I will describe the donation process and the different components of blood. When you go to the donor center, you scan your blood donor card or photo ID. You are asked a series of questions about your health history including sexual history, HIV exposure, Hepatitis exposure, history of other STDs, Malaria risk, medications, travel history, organ and tissue transplant history, and whether you have had bone or skin grafts or been exposed to some who had a Smallpox vaccine. You are also asked if you have had any vaccines in the past eight weeks or have donated platelets, plasma, or power red in the past eight weeks. You are asked if you have a heart or lung condition which I have to say yes too. If your doctor clears you, your vitals are okay, and you do not use oxygen, you are eligible. Your blood pressure, pulse, and temperature are checked. You receive a finger stick to test your hemoglobin or iron level. It has to be at least 12.5. You have to weigh at least 110 LB for whole blood, platelets, or plasma, and 150 LB to give a unit of power red which is red blood cells. Both your arms are checked, your arm is cleaned, and a rather large needle is stuck in a vein.

A whole blood donation can take ten to twenty minutes. Platelet, plasma, and power red donations take two to three hours because a machine spins your blood and returns the components you are not donating back in to your body. Plasma is the clear liquid part of our blood. Platelets are sticky proteins that cause our blood to clot or coagulate. This means stop bleeding. Platelets rush to the sight of a wound to clot blood. Red blood cells carry oxygen to our bodies through our blood. White cells fight infection. Blood and blood products can be used for a variety of injuries and illnesses. People need transfusions for many different reasons. Cancer patients, Hemophiliacs, burn victims, accident victims, victims of crime, people who are anemic, new mothers, women who have miscarried, and patients undergoing any type of surgery can all need blood at some point. I had a transfusion shortly after I was born three months premature. I have always wanted to give back.

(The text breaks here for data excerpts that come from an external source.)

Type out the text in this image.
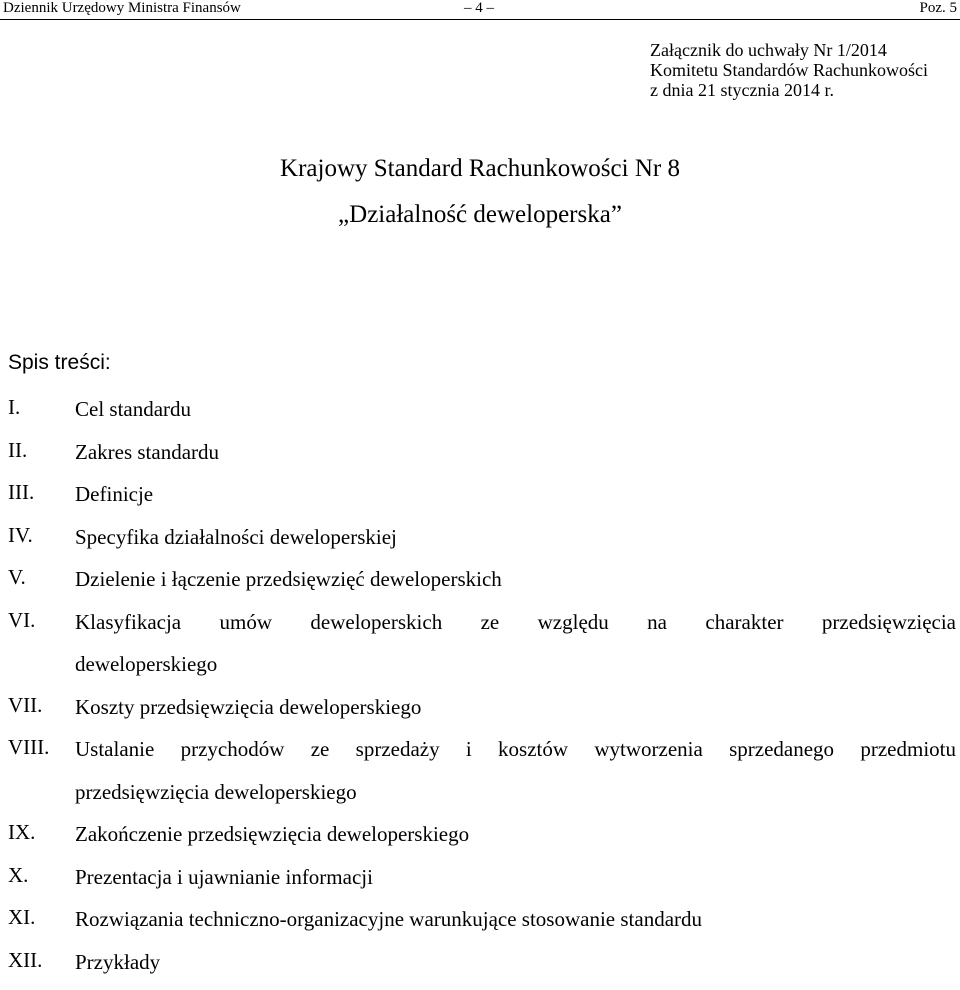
Dziennik Urzędowy Ministra Finansów	– 4 –	Poz. 5
Załącznik do uchwały Nr 1/2014
Komitetu Standardów Rachunkowości
z dnia 21 stycznia 2014 r.
Krajowy Standard Rachunkowości Nr 8
„Działalność deweloperska”
Spis treści:
I.	Cel standardu
II. Zakres standardu
III. Definicje
IV. Specyfika działalności deweloperskiej
V. Dzielenie i łączenie przedsięwzięć deweloperskich
VI. Klasyfikacja umów deweloperskich ze względu na charakter przedsięwzięcia
deweloperskiego
VII. Koszty przedsięwzięcia deweloperskiego
VIII. Ustalanie przychodów ze sprzedaży i kosztów wytworzenia sprzedanego przedmiotu
przedsięwzięcia deweloperskiego
IX. Zakończenie przedsięwzięcia deweloperskiego
X. Prezentacja i ujawnianie informacji
XI. Rozwiązania techniczno-organizacyjne warunkujące stosowanie standardu
XII. Przykłady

The first time I donated, I was told I was the first blind person that particular center had. They had hearing impaired donors, but not visually impaired. Ironically, my hearing is now starting to go. I am a volunteer donor for the American Red Cross. I do not receive compensation. The process can be painful and you feel crummy for a couple days, but to me it is worth someone going home to their family. I just became a convalescent plasma donor for Covid-19 yesterday. I survived it and my blood is enriched with antibodies to boost someone’s immune system who may have a tough time fighting this demonic virus. I developed a mild hematoma which is a bruise that forms a blood filled sac under the skin. My arm fell beside me and was in an awkward position. The staff laid my bed back, ripped my mask off, applied cold cloths to my forehead and neck, and held apple juice to my lips. I felt extremely hot for a few minutes as well as weak and nauseated. This happened because I could not receive the last return of my blood cells. The staff had to take the needle out of my arm prematurely due to the pain and severity of the bruise. I lost some plasma and blood cells which cannot be used. A special form had to be filled out. I still successfully gave a double unit of platelets and convalescent plasma. It is ideal to donate all components except whole blood via two arms. One vein gives and a vein in your other arm receives the return. I have to use one arm because I only have one reliable vein.

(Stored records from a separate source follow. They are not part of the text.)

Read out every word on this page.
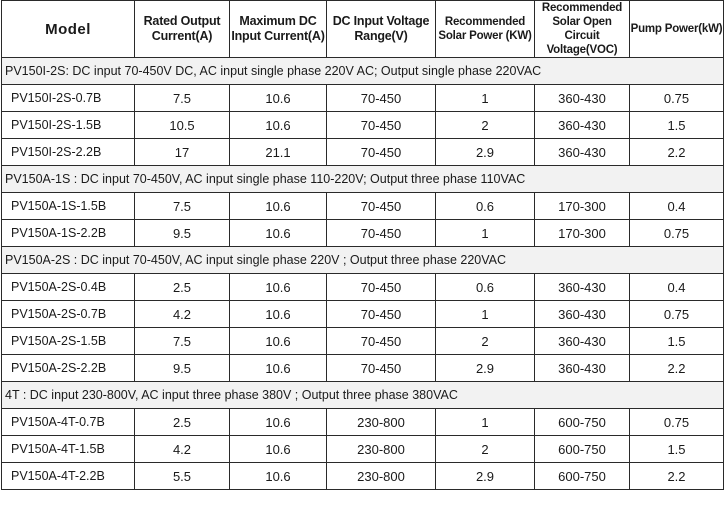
Model	Rated Output Current(A)	Maximum DC Input Current(A)	DC Input Voltage Range(V)	Recommended Solar Power (KW)	Recommended Solar Open Circuit Voltage(VOC)	Pump Power(kW)
PV150I-2S: DC input 70-450V DC, AC input single phase 220V AC; Output single phase 220VAC						
PV150I-2S-0.7B	7.5	10.6	70-450	1	360-430	0.75
PV150I-2S-1.5B	10.5	10.6	70-450	2	360-430	1.5
PV150I-2S-2.2B	17	21.1	70-450	2.9	360-430	2.2
PV150A-1S : DC input 70-450V, AC input single phase 110-220V; Output three phase 110VAC						
PV150A-1S-1.5B	7.5	10.6	70-450	0.6	170-300	0.4
PV150A-1S-2.2B	9.5	10.6	70-450	1	170-300	0.75
PV150A-2S : DC input 70-450V, AC input single phase 220V ; Output three phase 220VAC						
PV150A-2S-0.4B	2.5	10.6	70-450	0.6	360-430	0.4
PV150A-2S-0.7B	4.2	10.6	70-450	1	360-430	0.75
PV150A-2S-1.5B	7.5	10.6	70-450	2	360-430	1.5
PV150A-2S-2.2B	9.5	10.6	70-450	2.9	360-430	2.2
4T : DC input 230-800V, AC input three phase 380V ; Output three phase 380VAC						
PV150A-4T-0.7B	2.5	10.6	230-800	1	600-750	0.75
PV150A-4T-1.5B	4.2	10.6	230-800	2	600-750	1.5
PV150A-4T-2.2B	5.5	10.6	230-800	2.9	600-750	2.2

After your donation, you are given snacks and drinks to rehydrate and bring your glucose level back up. You should rest and drink extra fluids for a few days afterword.

I have given whole blood forty-one times. This equals five gallons plus one pint. One unit equals one pint. Eight pints equal one gallon. I have also now donated four or five double units of platelets and plasma. I usually feel worse giving whole blood even though it takes less time because we do not receive anything back. I am also a registered organ and tissue donor. I am not one to toot my own horn, I simply write this to inform. Thank you and be safe ACB friends!